Mishaps and Mistakes

Jul 31, 2021

Mishaps and Mistakes

Coming into this internship, I knew there would be some growing pains, some misunderstandings. Interns make mistakes – it’s part of the process. However, what I was pleasantly surprised by was how my mistakes were treated. Rather than annoyance and eyerolls, my questions and errors were met with an explanation and some advice. At Cohen, even silly questions are an opportunity to learn, not an opportunity to give grief. I’d like to tell the tale of one of my not-so-bright moments so that we can all have a laugh.

Oh-Oh? Oh, Oh-Oh.

With the nuances of this story, it comes off a little funnier when I say it out loud, but just humor me. During my internship, I got the opportunity to work through an entire audit binder for an ETF. It was my first project and it has been a great learning experience because I had the opportunity to work through various workpapers and procedures that I knew nothing about. I was working with a staff accountant who recently got promoted to a senior and he did a fantastic job of showing me the ropes. Through a few phone calls, Webex meetings, and in person tutorials, we managed to get through the binder and fell into a good routine in which he would shoot me a message about what he wanted me to work on and I would respond when I finished or ended up with questions.

As we’re wrapping up and working on the admin file, he tells me to work on the OO section. By the time I’ve made it to workpaper OO-03, he shoots me a message that says: “hey you can do 00-1, 00-2, OO-04?” Being the diligent worker I am, I hit him with a “sure thing!” message. I sign off on OO-02 and notice that he’s done OO-01 – strange that he would ask me to do something he already did, but I brush it off and figure he’d just forgotten. When I tell him I’m done, he asks if I had any questions and I say no and get to work on the next thing.

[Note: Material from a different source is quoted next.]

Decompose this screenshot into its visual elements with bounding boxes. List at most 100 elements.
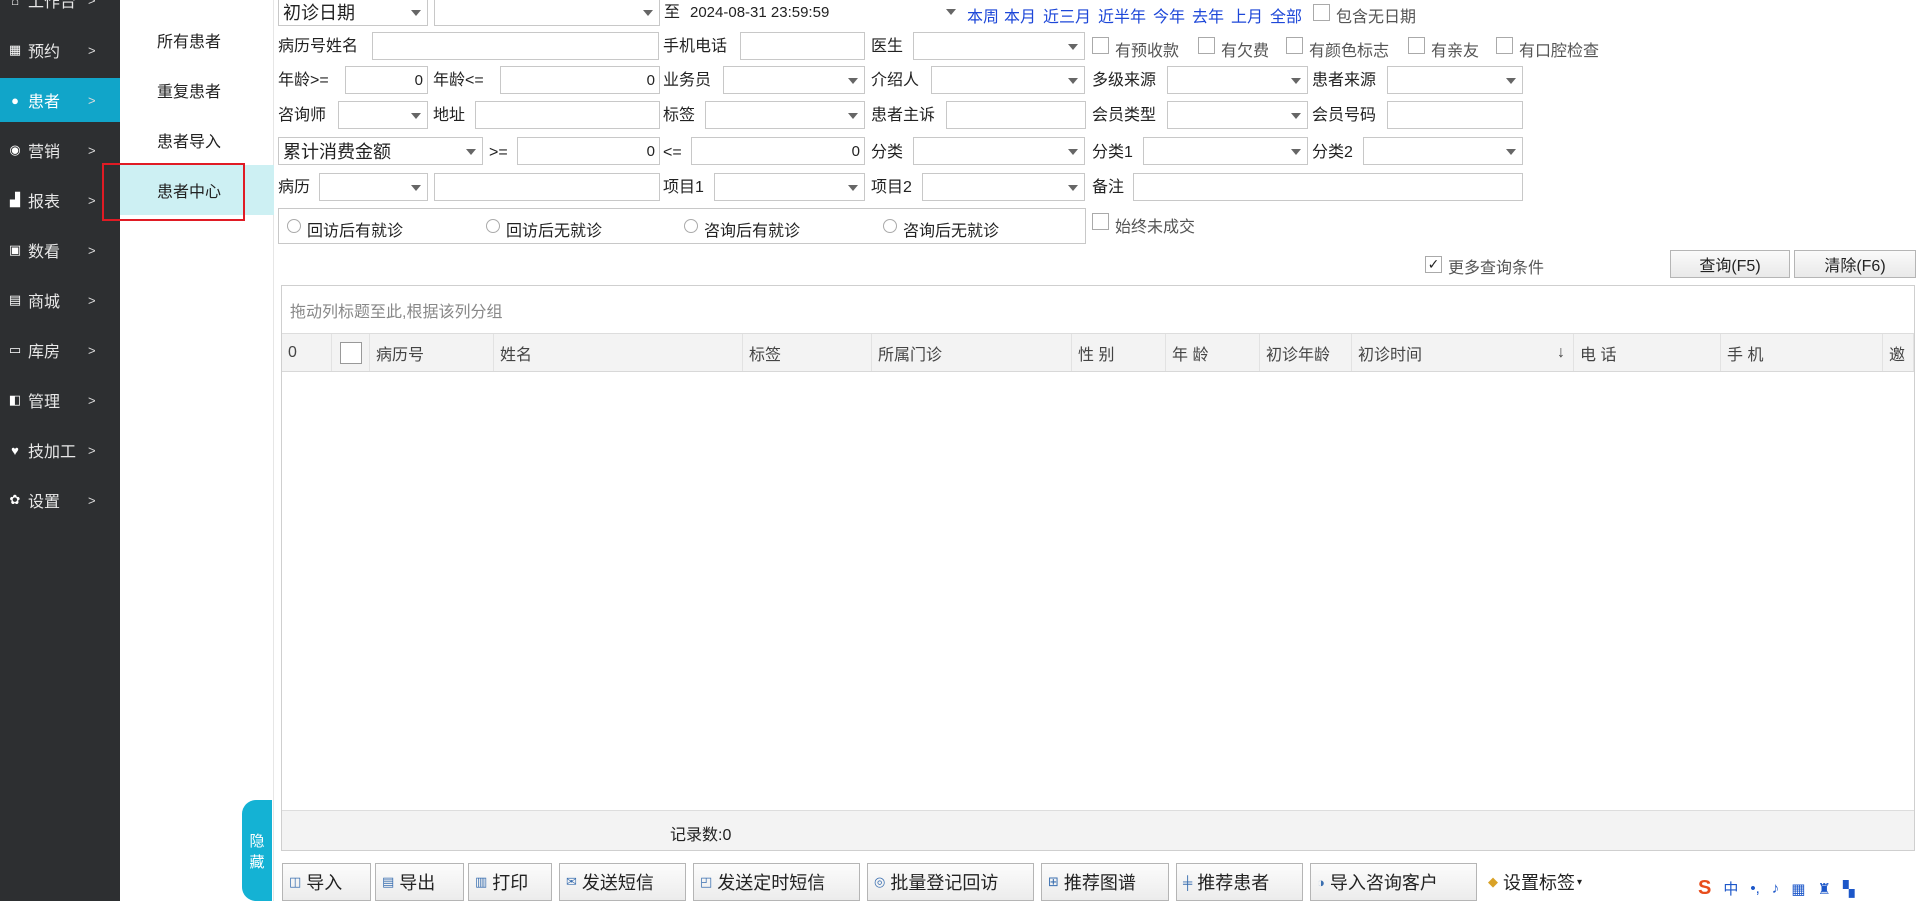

The next day, I get a message from my favorite staff-now-senior accountant asking me once again to sign off on -1 and -2. So, to jog his memory (as you clearly have to do with seniors; they’re getting older after all), I message him back that he already signed off as prep on the former and I’d done the latter. He sends me a screenshot of the binder.
I stare at it for a good ten seconds.
Local girl learns the difference between “O” and “0” at 21 years old.
At least they were easy workpapers to finish.

The moral of the story here is that if you think you’ve made a silly mistake, made a fool of yourself in front of a coworker, or asked a stupid question – you’re not alone. Thankfully, Cohen is a place where people will laugh with you, rather than at you, and I couldn’t think of a better place to be.